First thing's first, I want to clarify that this issue was only experienced on macOS. I don't know if Windows is also affected.
Over the past years, I've been observing intermittent instances of
426 Connection closed; transfer aborted.
across various FTP servers (TLS and not). Recently, I tried to use Cyberduck to transfer files to my Nintendo Switch where I host a FTP server using Sphaira or FTPd. There I realized that the same intermittent issue now has more of a 50% chance to happen on every single file, rendering Cyberduck basically useless. I tried a variety of other clients and they never experienced such issues, so I just abandoned Cyberduck for this purpose.However, today, I decided to dig into this properly. For some context, I am connecting over plain FTP, passive mode, over LAN. I noticed that the 426 occurs just at the end of a file transfer (e.g. 10GB file would transfer fine for minutes and then fails at 100%). I sniffed the packets with WireShark and noticed something interesting - Cyberduck was sometimes closing the socket right after the data is sent, before the server ACKs, resulting in RST. Here are dumps of a working and non-working case:
TCP logs
The fix in this PR definitely doesn't follow proper OOP - it's merely a PoC - but I think it gets the idea right. We half-close the socket (output only), signaling to the FTP server that we're done here. Then the server ACKs and responds with "226 OK", and only then we full-close the socket (input as well).

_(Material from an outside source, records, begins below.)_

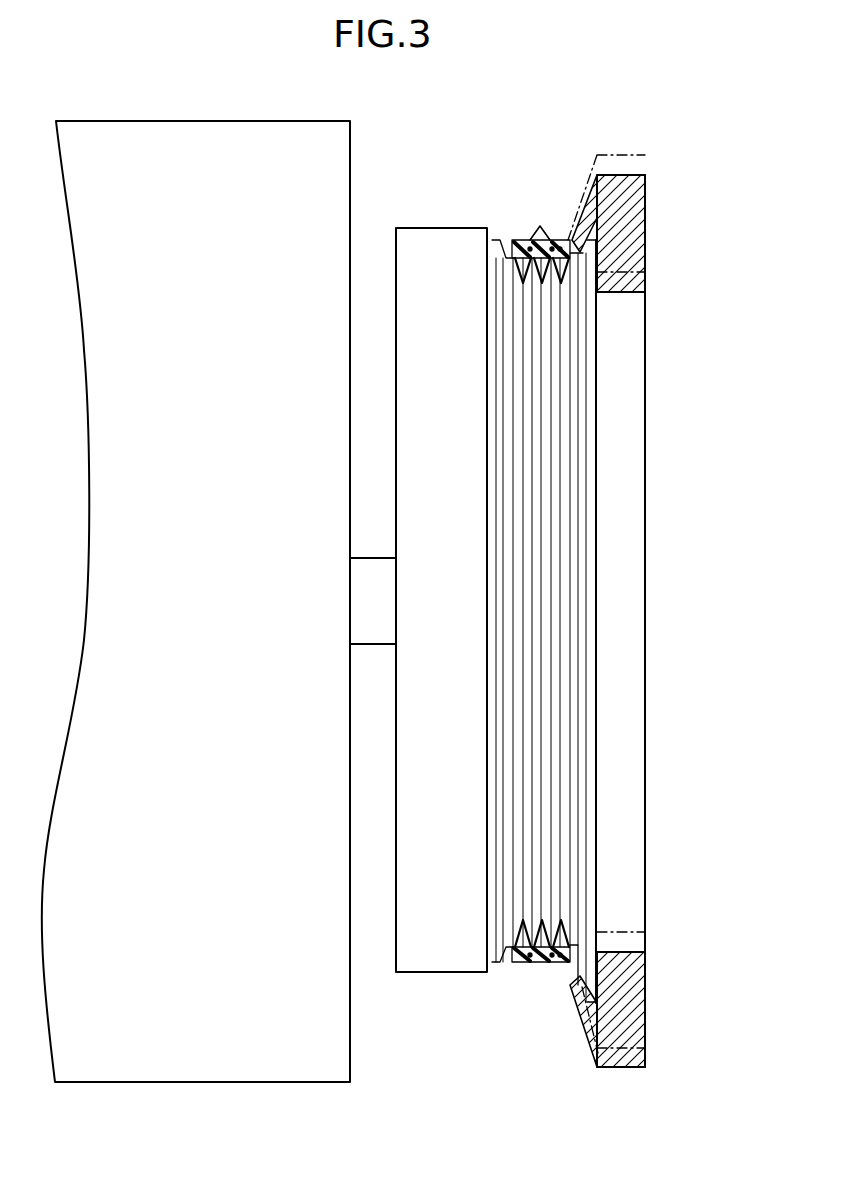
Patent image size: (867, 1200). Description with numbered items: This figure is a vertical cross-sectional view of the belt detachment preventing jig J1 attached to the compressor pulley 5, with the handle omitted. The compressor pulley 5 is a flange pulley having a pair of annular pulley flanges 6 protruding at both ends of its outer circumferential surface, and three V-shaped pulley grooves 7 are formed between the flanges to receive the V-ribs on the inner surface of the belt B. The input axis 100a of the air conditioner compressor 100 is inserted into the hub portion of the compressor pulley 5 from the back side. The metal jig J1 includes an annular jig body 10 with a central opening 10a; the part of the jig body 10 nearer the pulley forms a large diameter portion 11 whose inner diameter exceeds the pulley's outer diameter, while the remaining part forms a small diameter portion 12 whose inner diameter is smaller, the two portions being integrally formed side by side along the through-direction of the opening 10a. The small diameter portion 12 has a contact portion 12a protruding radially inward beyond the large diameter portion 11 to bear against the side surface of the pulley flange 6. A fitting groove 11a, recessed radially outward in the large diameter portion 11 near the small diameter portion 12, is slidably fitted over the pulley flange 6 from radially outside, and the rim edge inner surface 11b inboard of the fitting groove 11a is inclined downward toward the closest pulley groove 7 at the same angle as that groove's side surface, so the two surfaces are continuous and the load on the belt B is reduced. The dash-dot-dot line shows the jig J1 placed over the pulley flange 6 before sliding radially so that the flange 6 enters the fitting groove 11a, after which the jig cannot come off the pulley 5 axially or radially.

The air conditioner compressor 100 is at (215, 1063).
The input axis 100a is at (373, 634).
The compressor pulley 5 is at (608, 562).
The pulley flange 6 is at (495, 240).
The pulley groove 7 is at (540, 226).
The belt B is at (526, 232).
The belt detachment preventing jig J1 is at (627, 613).
The jig body 10 is at (627, 613).
The opening 10a is at (620, 413).
The large diameter portion 11 is at (613, 613).
The fitting groove 11a is at (599, 258).
The rim edge inner surface 11b is at (587, 200).
The small diameter portion 12 is at (660, 613).
The contact portion 12a is at (650, 255).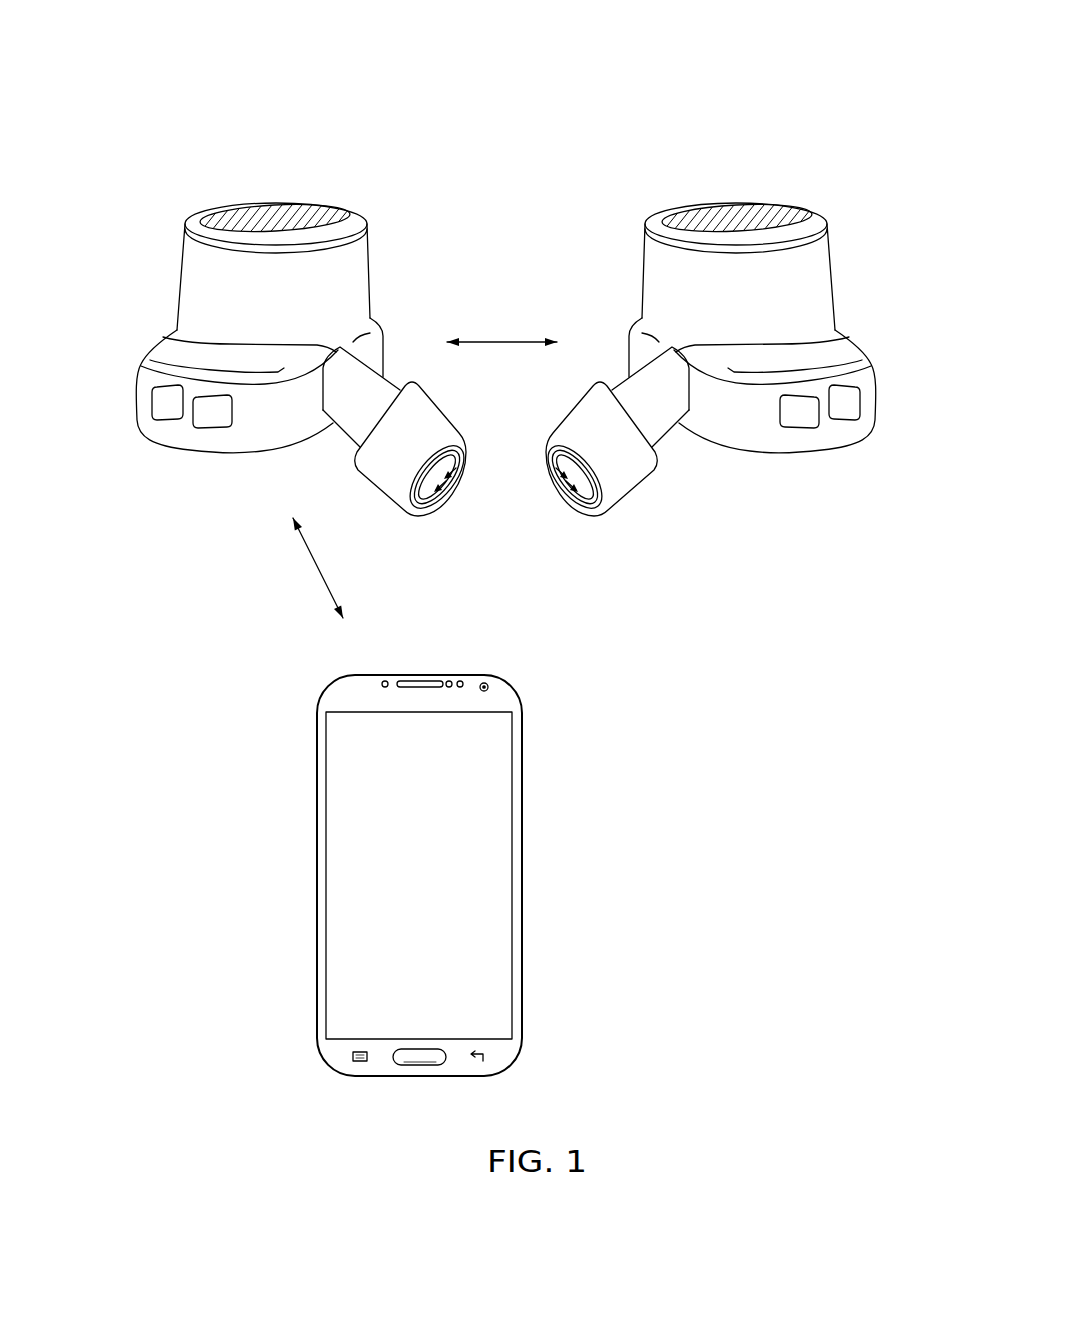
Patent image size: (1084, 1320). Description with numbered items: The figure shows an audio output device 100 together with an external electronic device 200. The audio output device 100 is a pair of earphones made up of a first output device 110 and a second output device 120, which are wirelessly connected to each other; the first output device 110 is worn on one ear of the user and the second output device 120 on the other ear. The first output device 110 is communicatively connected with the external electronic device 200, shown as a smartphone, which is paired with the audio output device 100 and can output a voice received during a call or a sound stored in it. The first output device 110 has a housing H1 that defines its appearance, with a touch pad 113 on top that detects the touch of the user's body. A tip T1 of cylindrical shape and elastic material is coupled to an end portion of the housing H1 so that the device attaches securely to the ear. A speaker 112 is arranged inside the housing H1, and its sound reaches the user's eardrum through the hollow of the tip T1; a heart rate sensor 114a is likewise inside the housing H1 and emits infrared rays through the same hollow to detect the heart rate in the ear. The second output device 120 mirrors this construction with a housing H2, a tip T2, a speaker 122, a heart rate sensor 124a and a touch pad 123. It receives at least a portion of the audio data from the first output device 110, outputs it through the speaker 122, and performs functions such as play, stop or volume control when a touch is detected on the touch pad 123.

The audio output device 100 is at (600, 97).
The first output device 110 is at (366, 186).
The second output device 120 is at (632, 186).
The touch pad 113 is at (275, 217).
The touch pad 123 is at (727, 217).
The housing H1 is at (368, 285).
The housing H2 is at (644, 285).
The tip T1 is at (438, 403).
The tip T2 is at (572, 404).
The speaker 112 is at (443, 493).
The speaker 122 is at (550, 488).
The heart rate sensor 114a is at (452, 478).
The heart rate sensor 124a is at (574, 512).
The external electronic device 200 is at (522, 757).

I re-ran my previously failing test cases a few hundred times, and all worked fine with this PR! The only caveat is, with this PR transfers to one of the FTP servers has a small delay between a file upload being complete, and a new file transfer starting. I compared with other FTP clients (Forklift on macOS) and there was no such delay. On the other FTP server, neither Cyberduck nor Forklift have this delay.